Types of Osteoarthritis (OA)

The word “Osteoarthritis” means inflammation on joints. It is one of the most common joint disorders. Compared to other forms of arthritis like rheumatoid arthritis, this is less inflammatory in nature. Earlier, Osteoarthritis was seen as nothing but the natural response of human joints to the wear and tear of its cartilage.

Loss of free and easy mobility together with joint pain is usually associated with this disorder. It is due to the breakdown of cartilage in large numbers that such disabilities are caused. Based on its cause, osteoarthritis is classified as primary and secondary. Other categorizations are also made on the basis of the affected body part and the number of joints involved.
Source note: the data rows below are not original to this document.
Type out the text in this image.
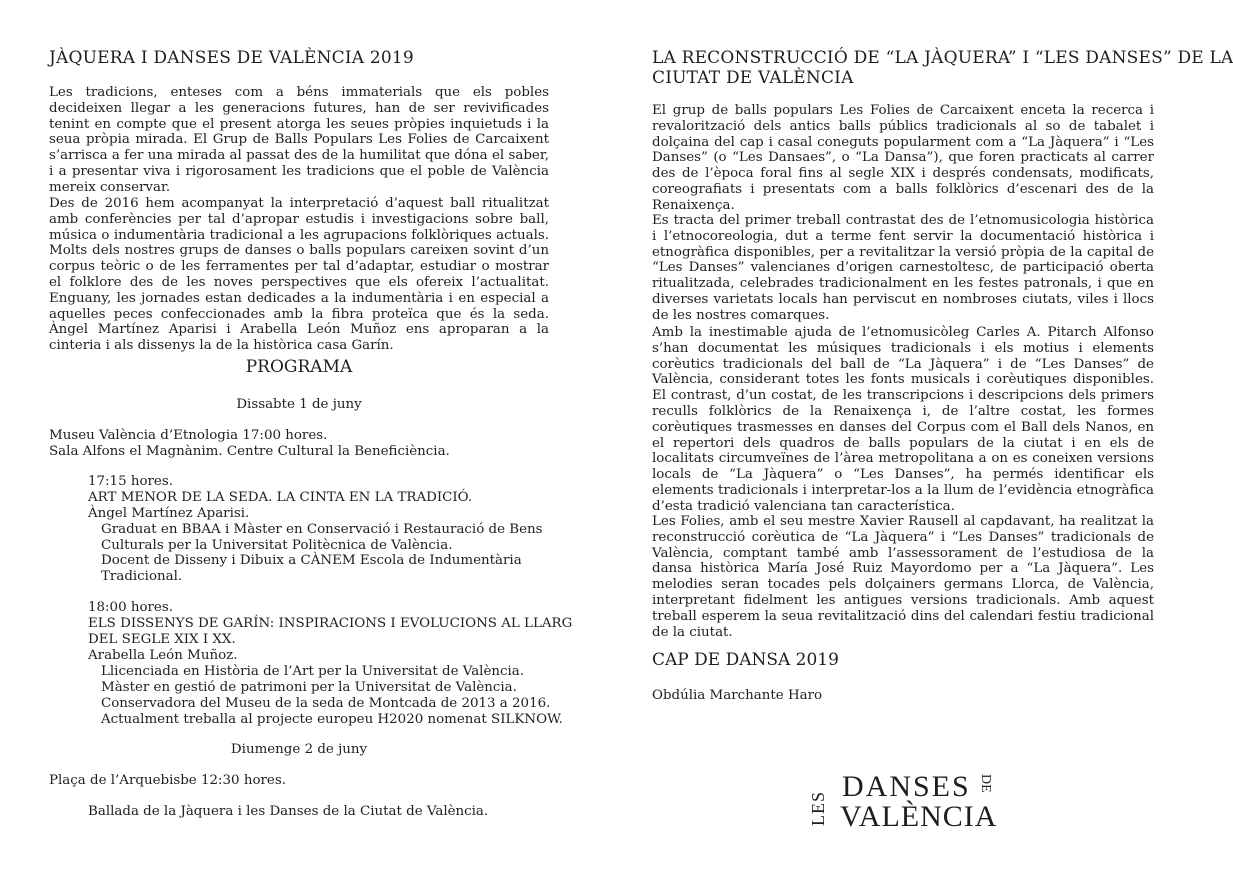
JÀQUERA I DANSES DE VALÈNCIA 2019

Les tradicions, enteses com a béns immaterials que els pobles decideixen llegar a les generacions futures, han de ser revivificades tenint en compte que el present atorga les seues pròpies inquietuds i la seua pròpia mirada. El Grup de Balls Populars Les Folies de Carcaixent s’arrisca a fer una mirada al passat des de la humilitat que dóna el saber, i a presentar viva i rigorosament les tradicions que el poble de València mereix conservar.

Des de 2016 hem acompanyat la interpretació d’aquest ball ritualitzat amb conferències per tal d’apropar estudis i investigacions sobre ball, música o indumentària tradicional a les agrupacions folklòriques actuals. Molts dels nostres grups de danses o balls populars careixen sovint d’un corpus teòric o de les ferramentes per tal d’adaptar, estudiar o mostrar el folklore des de les noves perspectives que els ofereix l’actualitat. Enguany, les jornades estan dedicades a la indumentària i en especial a aquelles peces confeccionades amb la fibra proteïca que és la seda. Àngel Martínez Aparisi i Arabella León Muñoz ens aproparan a la cinteria i als dissenys la de la històrica casa Garín.

PROGRAMA
Dissabte 1 de juny
Museu València d’Etnologia 17:00 hores.
Sala Alfons el Magnànim. Centre Cultural la Beneficiència.
17:15 hores.
ART MENOR DE LA SEDA. LA CINTA EN LA TRADICIÓ.
Àngel Martínez Aparisi.
Graduat en BBAA i Màster en Conservació i Restauració de Bens
Culturals per la Universitat Politècnica de València.
Docent de Disseny i Dibuix a CÀNEM Escola de Indumentària
Tradicional.
18:00 hores.
ELS DISSENYS DE GARÍN: INSPIRACIONS I EVOLUCIONS AL LLARG
DEL SEGLE XIX I XX.
Arabella León Muñoz.
Llicenciada en Història de l’Art per la Universitat de València.
Màster en gestió de patrimoni per la Universitat de València.
Conservadora del Museu de la seda de Montcada de 2013 a 2016.
Actualment treballa al projecte europeu H2020 nomenat SILKNOW.
Diumenge 2 de juny
Plaça de l’Arquebisbe 12:30 hores.
Ballada de la Jàquera i les Danses de la Ciutat de València.
LA RECONSTRUCCIÓ DE “LA JÀQUERA” I “LES DANSES” DE LA
CIUTAT DE VALÈNCIA

El grup de balls populars Les Folies de Carcaixent enceta la recerca i revalorització dels antics balls públics tradicionals al so de tabalet i dolçaina del cap i casal coneguts popularment com a “La Jàquera” i “Les Danses” (o “Les Dansaes”, o “La Dansa”), que foren practicats al carrer des de l’època foral fins al segle XIX i després condensats, modificats, coreografiats i presentats com a balls folklòrics d’escenari des de la Renaixença.

Es tracta del primer treball contrastat des de l’etnomusicologia històrica i l’etnocoreologia, dut a terme fent servir la documentació històrica i etnogràfica disponibles, per a revitalitzar la versió pròpia de la capital de “Les Danses” valencianes d’origen carnestoltesc, de participació oberta ritualitzada, celebrades tradicionalment en les festes patronals, i que en diverses varietats locals han perviscut en nombroses ciutats, viles i llocs de les nostres comarques.

Amb la inestimable ajuda de l’etnomusicòleg Carles A. Pitarch Alfonso s’han documentat les músiques tradicionals i els motius i elements corèutics tradicionals del ball de “La Jàquera” i de “Les Danses” de València, considerant totes les fonts musicals i corèutiques disponibles. El contrast, d’un costat, de les transcripcions i descripcions dels primers reculls folklòrics de la Renaixença i, de l’altre costat, les formes corèutiques trasmesses en danses del Corpus com el Ball dels Nanos, en el repertori dels quadros de balls populars de la ciutat i en els de localitats circumveïnes de l’àrea metropolitana a on es coneixen versions locals de “La Jàquera” o “Les Danses”, ha permés identificar els elements tradicionals i interpretar-los a la llum de l’evidència etnogràfica d’esta tradició valenciana tan característica.

Les Folies, amb el seu mestre Xavier Rausell al capdavant, ha realitzat la reconstrucció corèutica de “La Jàquera” i “Les Danses” tradicionals de València, comptant també amb l’assessorament de l’estudiosa de la dansa històrica María José Ruiz Mayordomo per a “La Jàquera”. Les melodies seran tocades pels dolçainers germans Llorca, de València, interpretant fidelment les antigues versions tradicionals. Amb aquest treball esperem la seua revitalització dins del calendari festiu tradicional de la ciutat.

CAP DE DANSA 2019
Obdúlia Marchante Haro
LES
DANSES DE
VALÈNCIA
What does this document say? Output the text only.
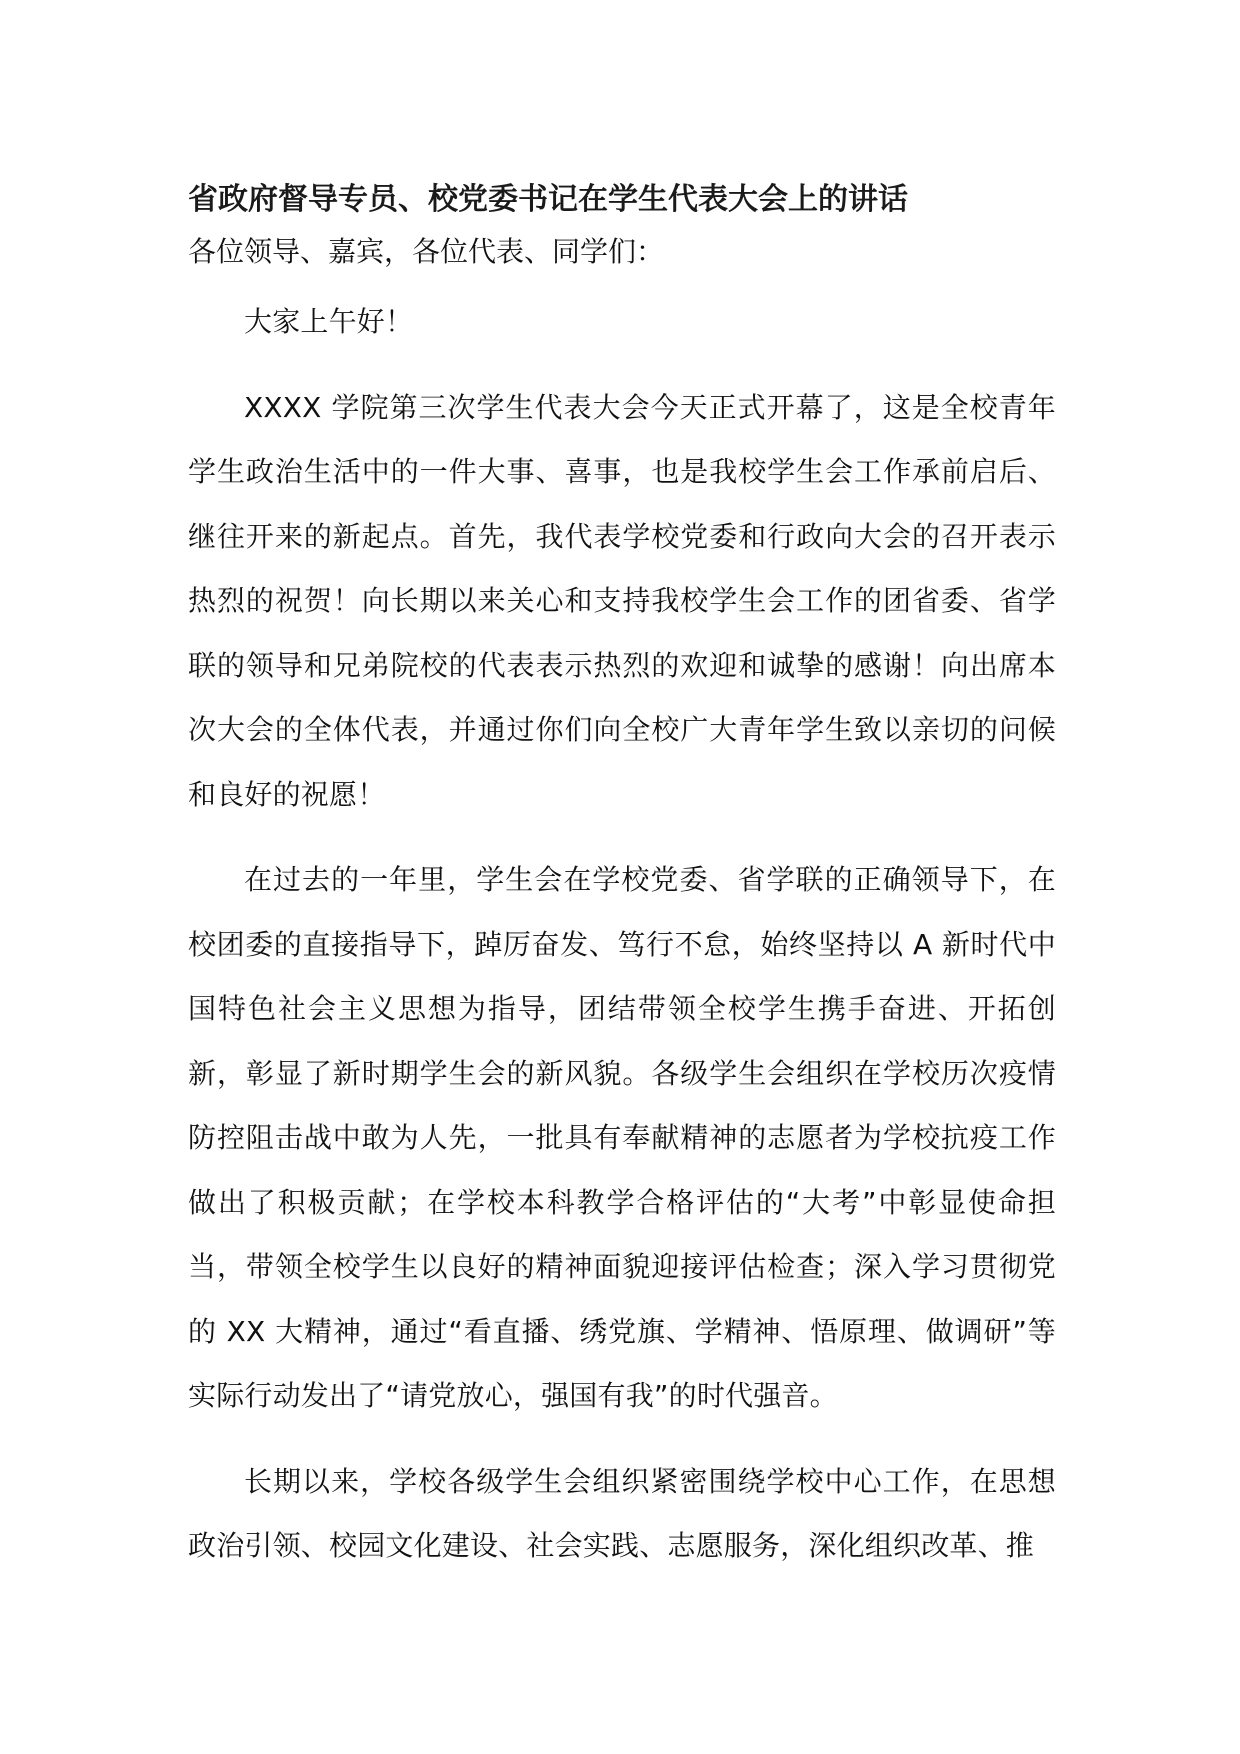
省政府督导专员、校党委书记在学生代表大会上的讲话
各位领导、嘉宾，各位代表、同学们：

大家上午好！

XXXX 学院第三次学生代表大会今天正式开幕了，这是全校青年学生政治生活中的一件大事、喜事，也是我校学生会工作承前启后、继往开来的新起点。首先，我代表学校党委和行政向大会的召开表示热烈的祝贺！向长期以来关心和支持我校学生会工作的团省委、省学联的领导和兄弟院校的代表表示热烈的欢迎和诚挚的感谢！向出席本次大会的全体代表，并通过你们向全校广大青年学生致以亲切的问候和良好的祝愿！

在过去的一年里，学生会在学校党委、省学联的正确领导下，在校团委的直接指导下，踔厉奋发、笃行不怠，始终坚持以 A 新时代中国特色社会主义思想为指导，团结带领全校学生携手奋进、开拓创新，彰显了新时期学生会的新风貌。各级学生会组织在学校历次疫情防控阻击战中敢为人先，一批具有奉献精神的志愿者为学校抗疫工作做出了积极贡献；在学校本科教学合格评估的“大考”中彰显使命担当，带领全校学生以良好的精神面貌迎接评估检查；深入学习贯彻党的 XX 大精神，通过“看直播、绣党旗、学精神、悟原理、做调研”等实际行动发出了“请党放心，强国有我”的时代强音。

长期以来，学校各级学生会组织紧密围绕学校中心工作，在思想政治引领、校园文化建设、社会实践、志愿服务，深化组织改革、推
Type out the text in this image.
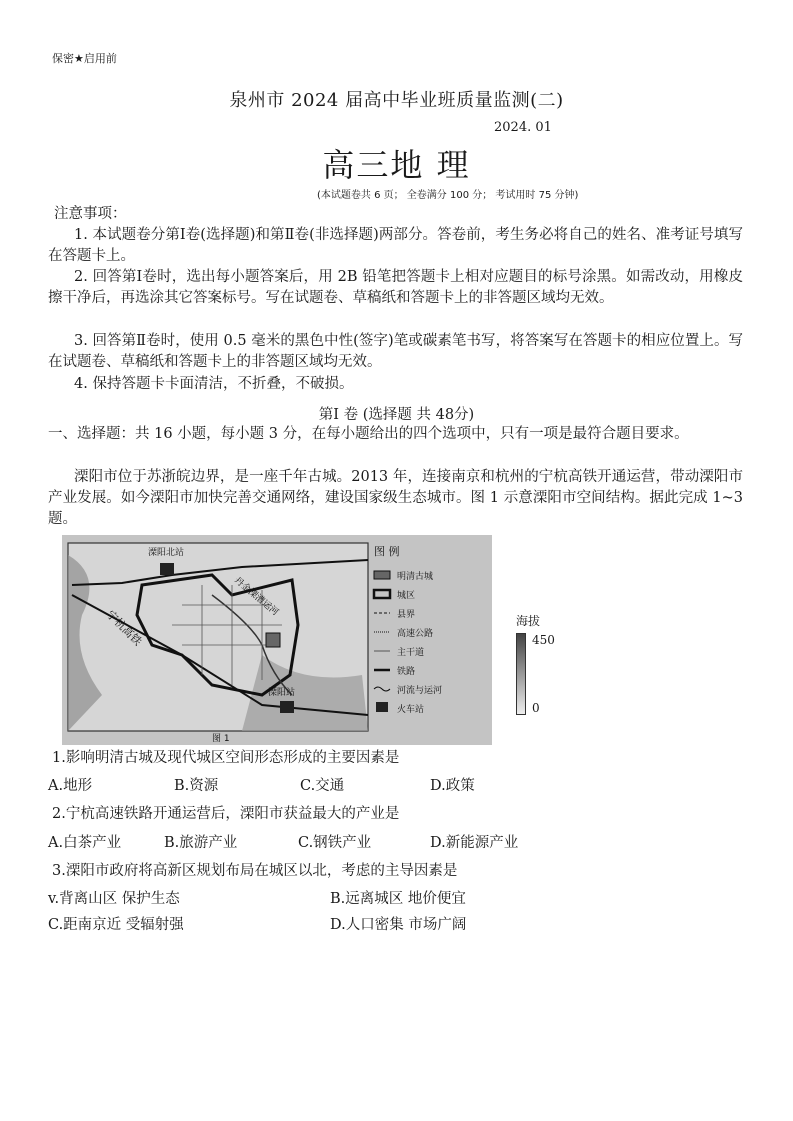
保密★启用前
泉州市 2024 届高中毕业班质量监测(二)
2024. 01
高三地 理
(本试题卷共 6 页； 全卷满分 100 分； 考试用时 75 分钟)
注意事项：
1. 本试题卷分第Ⅰ卷(选择题)和第Ⅱ卷(非选择题)两部分。答卷前，考生务必将自己的姓名、准考证号填写在答题卡上。
2. 回答第Ⅰ卷时，选出每小题答案后，用 2B 铅笔把答题卡上相对应题目的标号涂黑。如需改动，用橡皮擦干净后，再选涂其它答案标号。写在试题卷、草稿纸和答题卡上的非答题区域均无效。
3. 回答第Ⅱ卷时，使用 0.5 毫米的黑色中性(签字)笔或碳素笔书写，将答案写在答题卡的相应位置上。写在试题卷、草稿纸和答题卡上的非答题区域均无效。
4. 保持答题卡卡面清洁，不折叠，不破损。
第Ⅰ 卷 (选择题 共 48分)
一、选择题：共 16 小题，每小题 3 分，在每小题给出的四个选项中，只有一项是最符合题目要求。
溧阳市位于苏浙皖边界，是一座千年古城。2013 年，连接南京和杭州的宁杭高铁开通运营，带动溧阳市产业发展。如今溧阳市加快完善交通网络，建设国家级生态城市。图 1 示意溧阳市空间结构。据此完成 1~3 题。
溧阳北站
丹金溧漕运河
宁杭高铁
溧阳站
图 1
图 例
明清古城
城区
县界
高速公路
主干道
铁路
河流与运河
火车站
海拔
450
0
1.影响明清古城及现代城区空间形态形成的主要因素是
A.地形	B.资源	C.交通	D.政策
2.宁杭高速铁路开通运营后，溧阳市获益最大的产业是
A.白茶产业	B.旅游产业	C.钢铁产业	D.新能源产业
3.溧阳市政府将高新区规划布局在城区以北，考虑的主导因素是
v.背离山区 保护生态	B.远离城区 地价便宜
C.距南京近 受辐射强	D.人口密集 市场广阔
Primary or idiopathic Osteoarthritis is the commonly found form of the disorder. In this case there will be no identifiable reason behind the joint pain. Pathologically, primary form of the disorder is hard to be distinguished from its secondary form. How ever, secondary Osteoarthritis has four potential causes: metabolic, anatomic, inflammatory and traumatic. Calcium crystal deposition is the major metabolic cause where as congenital hip dislocation and inequality in leg length are the anatomical causes of the disorder. Surgeries done in the joint or chronic joint injuries are the traumatic reasons. Inflammatory causes include cases of septic arthritis and ankylosing spondylitis.

On the basis of the affected body part such as hip, hand, knee etc Osteoarthritis can be divided. Number of involved joints is yet another basis of categorization. Monoarticular refers to the involvement of a single joint and polyarticular related to multiple joint involvement.

Based on the presence of certain specific features, Osteoarthritis is divided as the inflammatory one and erosive one. Patients with Inflammatory Osteoarthritis have evident inflammation in their multiple joints. Erosive Osteoarthritis is usually found in middle-aged women. This result in intensified inflammation and makes the affected joint deformed. It is commonly found in the interphalangeal joints of the hand. The arthritic symptoms, however, vary from person to person.